Com a mesma impassibilidade e o mesmo socego que conservava desde o momento em que apparecêra imprevistamente, o velho fidalgo atravessou por entre os aventureiros immoveis e respeitosos, e caminhou para a sahida.

Ahi voltou-se; e levando a mão ao chapéo descobrio a sua bella cabeça encanecida, que destacava sobre o fundo negro da noite e no meio do clarão avermelhado das tochas com um vigor de colorido admiravel.

—Se algum de vós der o menor signal de desobediencia; se uma das minhas ordens não fôr cumprida prompta e fielmente; eu, D. Antonio de Mariz, vos juro por Deus e pela minha honra, que desta casa não sahirá um homem vivo. Sois trinta; mas a vossa vida, de todos vós, tenho-a na minha mão; basta-me um movimento para exterminar-vos, e livrar a terra de trinta assassinos.

No momento em que o fidalgo ia retirar-se appareceu Alvaro pallido de emoção, mas brilhante de coragem e indignação.
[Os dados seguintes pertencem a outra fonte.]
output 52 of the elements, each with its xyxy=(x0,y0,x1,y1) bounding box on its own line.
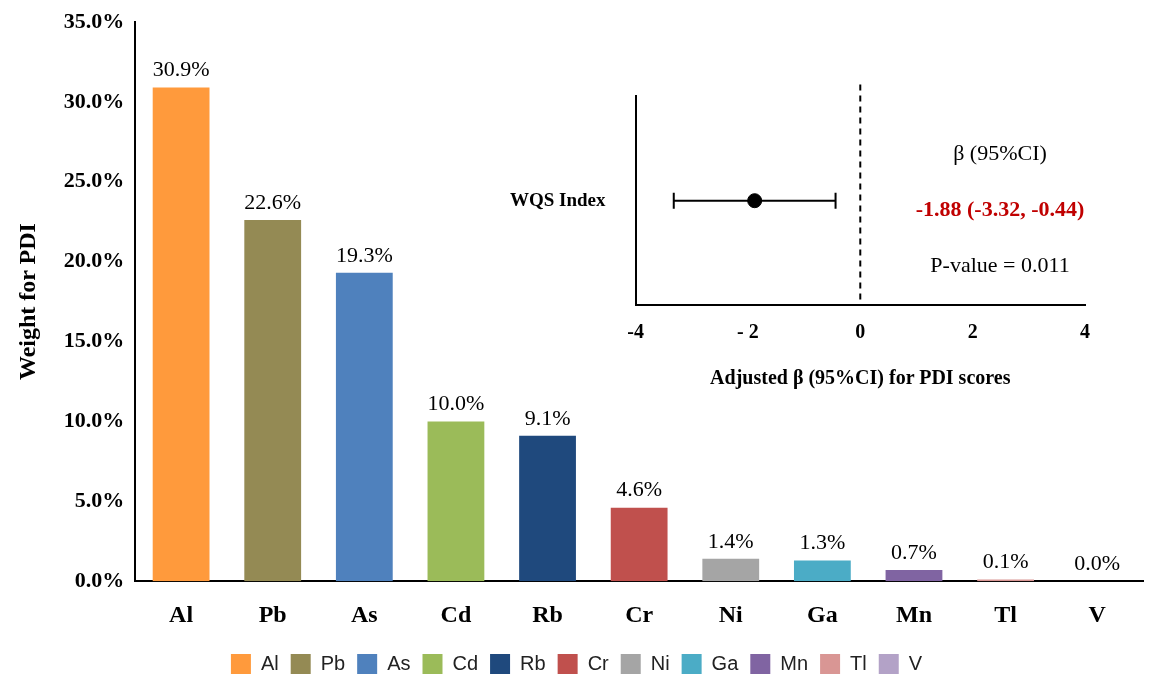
y-tick-label: 10.0% xyxy=(63,407,125,433)
x-tick-label: Pb xyxy=(258,600,287,627)
x-tick-label: - 2 xyxy=(737,320,759,343)
y-tick-label: 25.0% xyxy=(63,167,125,193)
y-tick-label: 35.0% xyxy=(63,7,125,33)
x-tick-label: Ni xyxy=(718,600,744,627)
legend-label: Ni xyxy=(650,651,670,674)
x-tick-label: Tl xyxy=(994,600,1018,627)
x-tick-label: 0 xyxy=(855,320,866,343)
x-tick-label: V xyxy=(1088,600,1107,627)
x-tick-label: Mn xyxy=(895,600,932,627)
legend-label: Mn xyxy=(780,651,809,674)
data-label: 22.6% xyxy=(244,188,302,214)
y-tick-label: 15.0% xyxy=(63,327,125,353)
x-tick-label: 2 xyxy=(967,320,978,343)
y-tick-label: WQS Index xyxy=(509,188,607,210)
x-tick-label: -4 xyxy=(627,320,644,343)
legend-label: Tl xyxy=(850,651,867,674)
legend-label: As xyxy=(387,651,411,674)
data-label: 10.0% xyxy=(427,390,485,416)
legend-label: Cr xyxy=(587,651,610,674)
x-tick-label: Cd xyxy=(440,600,472,627)
data-label: 0.0% xyxy=(1074,549,1121,575)
y-tick-label: 0.0% xyxy=(74,566,125,592)
legend-label: Cd xyxy=(452,651,479,674)
legend-label: Ga xyxy=(711,651,740,674)
y-tick-label: 30.0% xyxy=(63,87,125,113)
x-tick-label: Cr xyxy=(625,600,654,627)
data-label: 4.6% xyxy=(616,476,663,502)
legend-label: V xyxy=(908,651,923,674)
legend-label: Pb xyxy=(320,651,346,674)
data-label: 30.9% xyxy=(152,56,210,82)
data-label: 1.3% xyxy=(799,529,846,555)
annotation: -1.88 (-3.32, -0.44) xyxy=(915,196,1085,222)
y-tick-label: 5.0% xyxy=(74,487,125,512)
x-tick-label: As xyxy=(350,600,378,627)
data-label: 1.4% xyxy=(707,527,754,553)
legend-label: Rb xyxy=(520,651,546,674)
x-axis-title: Adjusted β (95%CI) for PDI scores xyxy=(710,366,1011,390)
x-tick-label: 4 xyxy=(1080,320,1090,343)
y-tick-label: 20.0% xyxy=(63,247,125,273)
y-axis-title: Weight for PDI xyxy=(13,223,40,381)
data-label: 19.3% xyxy=(335,241,393,267)
legend-label: Al xyxy=(260,651,279,674)
annotation: P-value = 0.011 xyxy=(930,252,1070,278)
x-tick-label: Rb xyxy=(532,600,563,627)
data-label: 0.7% xyxy=(891,538,937,564)
data-label: 9.1% xyxy=(524,404,571,430)
x-tick-label: Al xyxy=(169,600,194,627)
data-label: 0.1% xyxy=(982,548,1029,574)
x-tick-label: Ga xyxy=(807,600,838,627)
annotation: β (95%CI) xyxy=(953,140,1047,166)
—Quem se animou aqui a erguer a voz para D. Antonio de Mariz? exclamou o moço.

O velho fidalgo sorrindo com orgulho pôz a mão no braço do cavalheiro.

—Não vos occupeis disto, Alvaro; sois bastante nobre para vingar uma affronta desta natureza, e eu bastante superior para não ser offendido por ella.

—Mas, senhor, cumpre que se dê um exemplo!

—O exemplo vai ser dado, e como cumpre. Aqui não ha senão culpados e executores da pena. O lugar não vos compete. Vinde!

O moço não resistio, e acompanhou D. Antonio de Mariz, que se dirigio lentamente á sala, onde achou Ayres Gomes.